If they can’t comply — and some of the texts in question were sent via Signal, which is really hard to archive, and so may not have been preserved when Meadows sent his own phone back to his provider to be wiped and replaced — then Meadows will not just be in violation of the PRA (which is basically toothless) but also of obstructing the criminal investigation he knew was ongoing when he replaced his phone. Obstruction carries a far stiffer penalty than contempt of Congress does, and it serves as good evidence of involvement in a larger conspiracy.
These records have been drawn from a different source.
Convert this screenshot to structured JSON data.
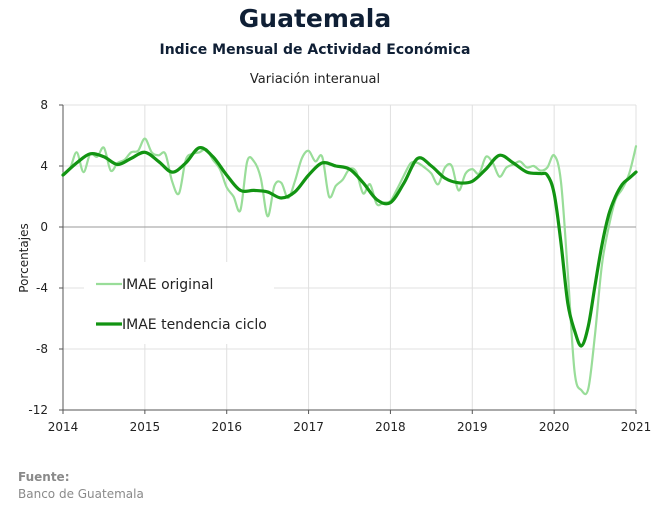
{
  "header": {
    "title": "Guatemala",
    "subtitle": "Indice Mensual de  Actividad Económica",
    "subtitle2": "Variación interanual"
  },
  "footer": {
    "source_label": "Fuente:",
    "source_text": "Banco de Guatemala"
  },
  "colors": {
    "original": "#99dd99",
    "trend": "#129412",
    "grid": "#e0e0e0",
    "axis": "#555555"
  },
  "chart_data": {
    "type": "line",
    "ylabel": "Porcentajes",
    "xlabel": "",
    "ylim": [
      -12,
      8
    ],
    "yticks": [
      8,
      4,
      0,
      -4,
      -8,
      -12
    ],
    "xlim": [
      2014,
      2021
    ],
    "xticks": [
      "2014",
      "2015",
      "2016",
      "2017",
      "2018",
      "2019",
      "2020",
      "2021"
    ],
    "grid": true,
    "legend_position": "left-middle",
    "series": [
      {
        "name": "IMAE original",
        "x": [
          2014.0,
          2014.083,
          2014.167,
          2014.25,
          2014.333,
          2014.417,
          2014.5,
          2014.583,
          2014.667,
          2014.75,
          2014.833,
          2014.917,
          2015.0,
          2015.083,
          2015.167,
          2015.25,
          2015.333,
          2015.417,
          2015.5,
          2015.583,
          2015.667,
          2015.75,
          2015.833,
          2015.917,
          2016.0,
          2016.083,
          2016.167,
          2016.25,
          2016.333,
          2016.417,
          2016.5,
          2016.583,
          2016.667,
          2016.75,
          2016.833,
          2016.917,
          2017.0,
          2017.083,
          2017.167,
          2017.25,
          2017.333,
          2017.417,
          2017.5,
          2017.583,
          2017.667,
          2017.75,
          2017.833,
          2017.917,
          2018.0,
          2018.083,
          2018.167,
          2018.25,
          2018.333,
          2018.417,
          2018.5,
          2018.583,
          2018.667,
          2018.75,
          2018.833,
          2018.917,
          2019.0,
          2019.083,
          2019.167,
          2019.25,
          2019.333,
          2019.417,
          2019.5,
          2019.583,
          2019.667,
          2019.75,
          2019.833,
          2019.917,
          2020.0,
          2020.083,
          2020.167,
          2020.25,
          2020.333,
          2020.417,
          2020.5,
          2020.583,
          2020.667,
          2020.75,
          2020.833,
          2020.917,
          2021.0
        ],
        "values": [
          3.5,
          3.8,
          4.9,
          3.6,
          4.8,
          4.6,
          5.2,
          3.7,
          4.2,
          4.4,
          4.9,
          5.0,
          5.8,
          4.9,
          4.7,
          4.8,
          3.0,
          2.2,
          4.4,
          4.8,
          4.9,
          5.1,
          4.4,
          3.8,
          2.6,
          2.0,
          1.1,
          4.3,
          4.3,
          3.2,
          0.7,
          2.7,
          2.9,
          1.9,
          3.0,
          4.5,
          5.0,
          4.3,
          4.6,
          2.0,
          2.7,
          3.1,
          3.8,
          3.6,
          2.2,
          2.8,
          1.5,
          1.6,
          1.7,
          2.5,
          3.4,
          4.2,
          4.2,
          3.9,
          3.5,
          2.8,
          3.9,
          4.0,
          2.4,
          3.5,
          3.8,
          3.5,
          4.6,
          4.2,
          3.3,
          3.9,
          4.1,
          4.3,
          3.9,
          4.0,
          3.7,
          3.9,
          4.7,
          3.0,
          -3.0,
          -9.5,
          -10.7,
          -10.6,
          -7.0,
          -2.5,
          0.0,
          1.8,
          2.5,
          3.5,
          5.3
        ]
      },
      {
        "name": "IMAE tendencia ciclo",
        "x": [
          2014.0,
          2014.167,
          2014.333,
          2014.5,
          2014.667,
          2014.833,
          2015.0,
          2015.167,
          2015.333,
          2015.5,
          2015.667,
          2015.833,
          2016.0,
          2016.167,
          2016.333,
          2016.5,
          2016.667,
          2016.833,
          2017.0,
          2017.167,
          2017.333,
          2017.5,
          2017.667,
          2017.833,
          2018.0,
          2018.167,
          2018.333,
          2018.5,
          2018.667,
          2018.833,
          2019.0,
          2019.167,
          2019.333,
          2019.5,
          2019.667,
          2019.833,
          2019.917,
          2020.0,
          2020.083,
          2020.167,
          2020.25,
          2020.333,
          2020.417,
          2020.5,
          2020.583,
          2020.667,
          2020.75,
          2020.833,
          2020.917,
          2021.0
        ],
        "values": [
          3.4,
          4.2,
          4.8,
          4.6,
          4.1,
          4.5,
          4.9,
          4.3,
          3.6,
          4.2,
          5.2,
          4.6,
          3.4,
          2.4,
          2.4,
          2.3,
          1.9,
          2.3,
          3.4,
          4.2,
          4.0,
          3.8,
          2.9,
          1.8,
          1.6,
          2.9,
          4.5,
          4.0,
          3.2,
          2.9,
          3.0,
          3.8,
          4.7,
          4.2,
          3.6,
          3.5,
          3.4,
          2.2,
          -1.0,
          -5.0,
          -6.8,
          -7.8,
          -6.5,
          -3.8,
          -1.2,
          0.8,
          2.0,
          2.8,
          3.2,
          3.6
        ]
      }
    ]
  }
}
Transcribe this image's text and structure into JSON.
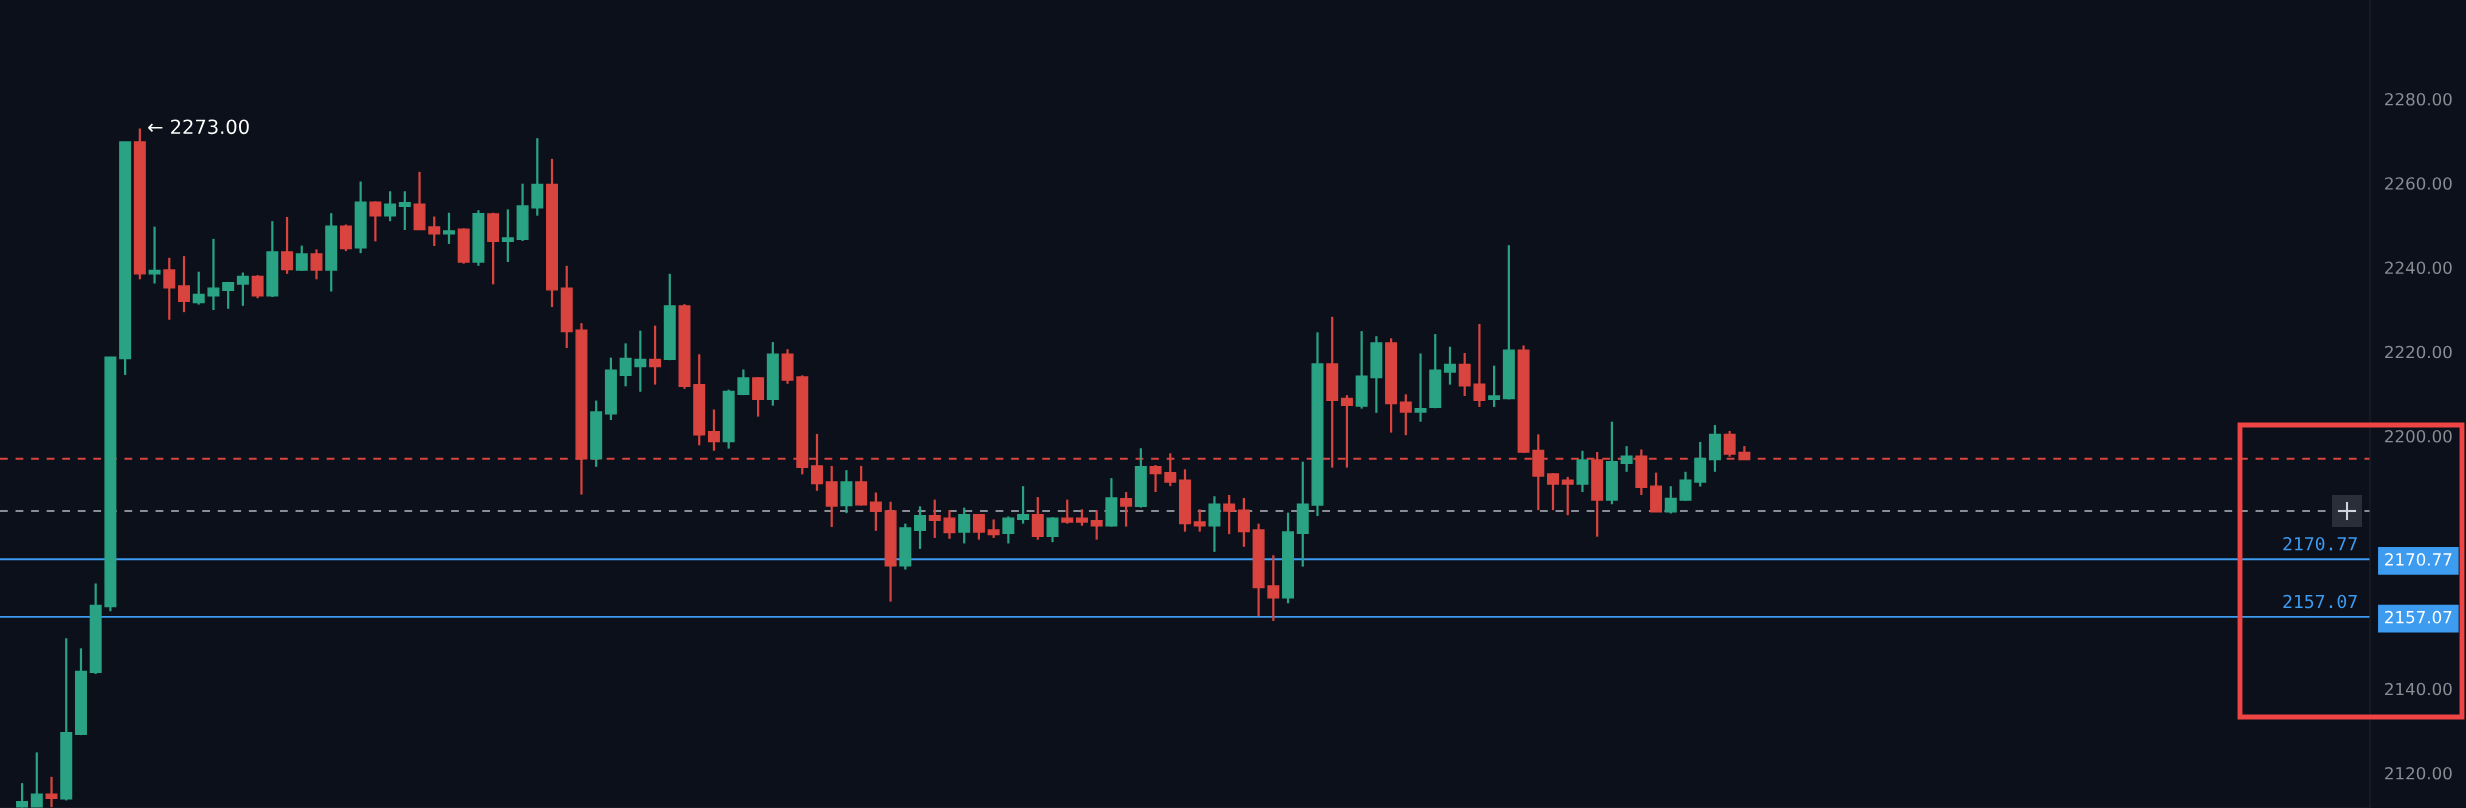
{
  "chart_data": {
    "type": "candlestick",
    "categories": [
      null,
      null,
      null,
      null,
      null,
      null,
      null,
      null,
      null,
      null,
      null,
      null,
      null,
      null,
      null,
      null,
      null,
      null,
      null,
      null,
      null,
      null,
      null,
      null,
      null,
      null,
      null,
      null,
      null,
      null,
      null,
      null,
      null,
      null,
      null,
      null,
      null,
      null,
      null,
      null,
      null,
      null,
      null,
      null,
      null,
      null,
      null,
      null,
      null,
      null,
      null,
      null,
      null,
      null,
      null,
      null,
      null,
      null,
      null,
      null,
      null,
      null,
      null,
      null,
      null,
      null,
      null,
      null,
      null,
      null,
      null,
      null,
      null,
      null,
      null,
      null,
      null,
      null,
      null,
      null,
      null,
      null,
      null,
      null,
      null,
      null,
      null,
      null,
      null,
      null,
      null,
      null,
      null,
      null,
      null,
      null,
      null,
      null,
      null,
      null,
      null,
      null,
      null,
      null,
      null,
      null,
      null,
      null,
      null,
      null,
      null,
      null,
      null,
      null,
      null,
      null,
      null,
      null,
      null,
      null,
      null,
      null,
      null,
      null,
      null,
      null,
      null,
      null,
      null,
      null,
      null,
      null,
      null,
      null,
      null,
      null,
      null,
      null,
      null,
      null,
      null,
      null,
      null,
      null,
      null,
      null,
      null,
      null,
      null,
      null,
      null,
      null,
      null,
      null,
      null,
      null,
      null,
      null,
      null,
      null,
      null
    ],
    "ohlc": [
      null,
      [
        2112.0,
        2117.6,
        2111.8,
        2113.2
      ],
      [
        2112.0,
        2124.9,
        2111.9,
        2115.0
      ],
      [
        2115.0,
        2119.1,
        2111.9,
        2114.0
      ],
      [
        2113.9,
        2152.0,
        2113.5,
        2129.6
      ],
      [
        2129.2,
        2149.6,
        2129.0,
        2144.1
      ],
      [
        2143.9,
        2165.0,
        2143.5,
        2159.8
      ],
      [
        2159.5,
        2218.7,
        2158.4,
        2218.7
      ],
      [
        2218.4,
        2269.8,
        2214.5,
        2269.8
      ],
      [
        2269.8,
        2273.0,
        2237.2,
        2238.5
      ],
      [
        2238.5,
        2249.7,
        2236.2,
        2239.3
      ],
      [
        2239.4,
        2242.3,
        2227.6,
        2235.2
      ],
      [
        2235.6,
        2242.7,
        2229.4,
        2232.0
      ],
      [
        2231.7,
        2239.0,
        2231.2,
        2233.6
      ],
      [
        2233.3,
        2246.8,
        2229.9,
        2235.1
      ],
      [
        2234.6,
        2236.6,
        2230.2,
        2236.4
      ],
      [
        2236.1,
        2238.8,
        2230.9,
        2237.9
      ],
      [
        2237.9,
        2238.2,
        2232.7,
        2233.3
      ],
      [
        2233.3,
        2251.0,
        2233.0,
        2243.7
      ],
      [
        2243.7,
        2252.0,
        2238.5,
        2239.5
      ],
      [
        2239.4,
        2245.2,
        2239.2,
        2243.2
      ],
      [
        2243.2,
        2244.3,
        2237.2,
        2239.4
      ],
      [
        2239.4,
        2252.9,
        2234.3,
        2249.8
      ],
      [
        2249.8,
        2250.2,
        2243.9,
        2244.5
      ],
      [
        2244.7,
        2260.4,
        2243.4,
        2255.5
      ],
      [
        2255.5,
        2255.7,
        2246.2,
        2252.3
      ],
      [
        2252.3,
        2258.1,
        2251.0,
        2255.0
      ],
      [
        2254.5,
        2258.1,
        2248.9,
        2255.4
      ],
      [
        2255.0,
        2262.7,
        2249.0,
        2249.0
      ],
      [
        2249.6,
        2252.1,
        2245.1,
        2248.0
      ],
      [
        2248.0,
        2253.0,
        2245.6,
        2248.7
      ],
      [
        2249.1,
        2249.3,
        2240.9,
        2241.3
      ],
      [
        2241.3,
        2253.6,
        2240.4,
        2252.8
      ],
      [
        2252.7,
        2253.0,
        2236.0,
        2246.2
      ],
      [
        2246.2,
        2253.8,
        2241.3,
        2247.0
      ],
      [
        2246.7,
        2259.9,
        2246.3,
        2254.6
      ],
      [
        2254.2,
        2270.7,
        2252.3,
        2259.7
      ],
      [
        2259.7,
        2265.8,
        2230.6,
        2234.7
      ],
      [
        2235.1,
        2240.4,
        2220.9,
        2224.8
      ],
      [
        2225.1,
        2226.8,
        2186.1,
        2194.6
      ],
      [
        2194.6,
        2208.4,
        2192.7,
        2205.7
      ],
      [
        2205.3,
        2218.6,
        2203.8,
        2215.6
      ],
      [
        2214.4,
        2222.0,
        2211.8,
        2218.4
      ],
      [
        2216.5,
        2225.0,
        2210.5,
        2218.2
      ],
      [
        2218.2,
        2226.2,
        2212.2,
        2216.5
      ],
      [
        2218.2,
        2238.5,
        2218.0,
        2230.9
      ],
      [
        2230.9,
        2231.3,
        2211.2,
        2211.8
      ],
      [
        2212.2,
        2219.4,
        2197.8,
        2200.3
      ],
      [
        2201.0,
        2206.3,
        2196.5,
        2198.7
      ],
      [
        2198.7,
        2211.0,
        2197.0,
        2210.6
      ],
      [
        2209.9,
        2215.8,
        2209.7,
        2213.8
      ],
      [
        2213.8,
        2214.0,
        2204.6,
        2208.7
      ],
      [
        2208.7,
        2222.3,
        2207.2,
        2219.4
      ],
      [
        2219.4,
        2220.6,
        2212.4,
        2213.3
      ],
      [
        2214.0,
        2214.4,
        2190.9,
        2192.6
      ],
      [
        2192.9,
        2200.5,
        2187.0,
        2188.7
      ],
      [
        2189.1,
        2192.9,
        2178.4,
        2183.4
      ],
      [
        2183.5,
        2191.9,
        2181.7,
        2189.1
      ],
      [
        2189.1,
        2192.9,
        2183.5,
        2183.7
      ],
      [
        2184.3,
        2186.6,
        2177.5,
        2182.1
      ],
      [
        2182.2,
        2184.4,
        2160.7,
        2169.2
      ],
      [
        2169.2,
        2179.2,
        2168.3,
        2178.2
      ],
      [
        2177.6,
        2183.3,
        2173.2,
        2181.1
      ],
      [
        2181.1,
        2184.9,
        2175.8,
        2180.0
      ],
      [
        2180.5,
        2182.4,
        2175.6,
        2177.1
      ],
      [
        2177.2,
        2183.0,
        2174.5,
        2181.3
      ],
      [
        2181.3,
        2181.5,
        2175.4,
        2177.2
      ],
      [
        2177.7,
        2180.2,
        2175.8,
        2176.6
      ],
      [
        2176.9,
        2180.9,
        2174.5,
        2180.5
      ],
      [
        2180.2,
        2188.1,
        2179.2,
        2181.3
      ],
      [
        2181.3,
        2185.5,
        2175.4,
        2176.2
      ],
      [
        2176.2,
        2180.7,
        2174.8,
        2180.5
      ],
      [
        2180.5,
        2184.9,
        2179.2,
        2179.6
      ],
      [
        2180.5,
        2182.6,
        2178.7,
        2179.6
      ],
      [
        2179.9,
        2182.4,
        2175.4,
        2178.7
      ],
      [
        2178.7,
        2190.0,
        2178.5,
        2185.3
      ],
      [
        2185.1,
        2186.7,
        2178.5,
        2183.4
      ],
      [
        2183.3,
        2197.1,
        2183.0,
        2192.7
      ],
      [
        2192.7,
        2193.1,
        2186.7,
        2191.1
      ],
      [
        2191.3,
        2195.9,
        2188.1,
        2189.1
      ],
      [
        2189.5,
        2192.1,
        2177.3,
        2179.2
      ],
      [
        2179.6,
        2182.6,
        2177.3,
        2178.7
      ],
      [
        2178.7,
        2185.7,
        2172.5,
        2183.8
      ],
      [
        2183.8,
        2186.0,
        2176.7,
        2182.2
      ],
      [
        2182.4,
        2185.3,
        2173.7,
        2177.3
      ],
      [
        2177.7,
        2179.2,
        2157.2,
        2164.0
      ],
      [
        2164.4,
        2171.7,
        2156.1,
        2161.6
      ],
      [
        2161.6,
        2181.8,
        2160.3,
        2177.2
      ],
      [
        2176.9,
        2193.9,
        2169.0,
        2183.8
      ],
      [
        2183.6,
        2224.6,
        2181.0,
        2217.1
      ],
      [
        2217.1,
        2228.3,
        2192.5,
        2208.5
      ],
      [
        2208.9,
        2209.7,
        2192.5,
        2207.3
      ],
      [
        2207.1,
        2224.9,
        2206.5,
        2214.2
      ],
      [
        2213.9,
        2223.7,
        2205.5,
        2222.1
      ],
      [
        2222.1,
        2223.2,
        2200.8,
        2207.7
      ],
      [
        2208.0,
        2209.9,
        2200.2,
        2205.7
      ],
      [
        2205.7,
        2219.6,
        2203.4,
        2206.5
      ],
      [
        2206.8,
        2224.2,
        2206.6,
        2215.6
      ],
      [
        2215.2,
        2221.2,
        2212.2,
        2217.0
      ],
      [
        2217.0,
        2219.7,
        2209.5,
        2211.9
      ],
      [
        2212.3,
        2226.6,
        2206.9,
        2208.5
      ],
      [
        2208.7,
        2216.7,
        2206.9,
        2209.5
      ],
      [
        2208.9,
        2245.3,
        2208.7,
        2220.4
      ],
      [
        2220.4,
        2221.5,
        2196.0,
        2196.2
      ],
      [
        2196.6,
        2200.4,
        2182.4,
        2190.5
      ],
      [
        2191.0,
        2191.2,
        2182.4,
        2188.6
      ],
      [
        2189.5,
        2190.3,
        2181.2,
        2188.6
      ],
      [
        2188.6,
        2196.5,
        2186.7,
        2194.3
      ],
      [
        2194.3,
        2196.2,
        2176.1,
        2184.8
      ],
      [
        2184.8,
        2203.4,
        2183.8,
        2193.9
      ],
      [
        2193.5,
        2197.6,
        2191.5,
        2195.2
      ],
      [
        2195.2,
        2196.8,
        2186.0,
        2187.8
      ],
      [
        2188.1,
        2191.3,
        2182.0,
        2182.0
      ],
      [
        2182.0,
        2188.1,
        2181.6,
        2185.2
      ],
      [
        2184.8,
        2191.5,
        2184.6,
        2189.5
      ],
      [
        2189.1,
        2198.6,
        2188.0,
        2194.7
      ],
      [
        2194.4,
        2202.6,
        2191.5,
        2200.4
      ],
      [
        2200.4,
        2201.2,
        2195.1,
        2195.7
      ],
      [
        2196.1,
        2197.6,
        2194.4,
        2194.4
      ],
      null,
      null,
      null,
      null,
      null,
      null,
      null,
      null,
      null,
      null,
      null,
      null,
      null,
      null,
      null,
      null,
      null,
      null,
      null,
      null,
      null,
      null,
      null,
      null,
      null,
      null,
      null,
      null,
      null,
      null,
      null,
      null,
      null,
      null,
      null,
      null,
      null,
      null,
      null,
      null,
      null,
      null
    ],
    "ylim": [
      2111.7,
      2303.5
    ],
    "yticks": [
      {
        "value": 2120,
        "label": "2120.00"
      },
      {
        "value": 2140,
        "label": "2140.00"
      },
      {
        "value": 2157.07,
        "label": "2157.07"
      },
      {
        "value": 2170.77,
        "label": "2170.77"
      },
      {
        "value": 2200,
        "label": "2200.00"
      },
      {
        "value": 2220,
        "label": "2220.00"
      },
      {
        "value": 2240,
        "label": "2240.00"
      },
      {
        "value": 2260,
        "label": "2260.00"
      },
      {
        "value": 2280,
        "label": "2280.00"
      }
    ],
    "tick_labels": "y",
    "grid": false,
    "ref_lines": [
      {
        "axis": "y",
        "value": 2194.6,
        "color": "#d9443f",
        "line_style": "dashed"
      },
      {
        "axis": "y",
        "value": 2182.2,
        "color": "#8a8d96",
        "line_style": "dashed"
      },
      {
        "axis": "y",
        "value": 2170.77,
        "label": "2170.77",
        "color": "#3d9bf0",
        "line_style": "solid"
      },
      {
        "axis": "y",
        "value": 2157.07,
        "label": "2157.07",
        "color": "#3d9bf0",
        "line_style": "solid"
      }
    ],
    "annotations": [
      "← 2273.00"
    ]
  }
}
As Carl Nichols, the Trump appointee presiding over the Steve Bannon criminal contempt case (and therefore likely to preside over one against Meadows if it were ever charged), criminal contempt is for someone from whom you’ve given up getting cooperation, not someone who still might offer useful cooperation.
Meanwhile if Meadows and his lawyer do belatedly comply with Meadows’ obligations under the PRA, it’s quite possible (particularly in the wake of the Supreme Court ruling denying Trump’s attempt to override Joe Biden’s privilege waiver) that DOJ has to do no more to obtain these records than to send a warrant to the Archives. If not, Meadows is now on notice that he is the subject of several criminal investigations (the fake elector one and the Fulton County one), and he may think twice before trying to withhold communications that are already in possession of the Archives.
So whether or not DOJ has these documents in their possession right now, they have the means to get them very easily.
In other words, while TV lawyers have been wailing that DOJ has been doing nothing, DOJ has been acquiring the communications from at least two of the key participants in that December 18 meeting, and the Archives have been acquiring the communications of a third.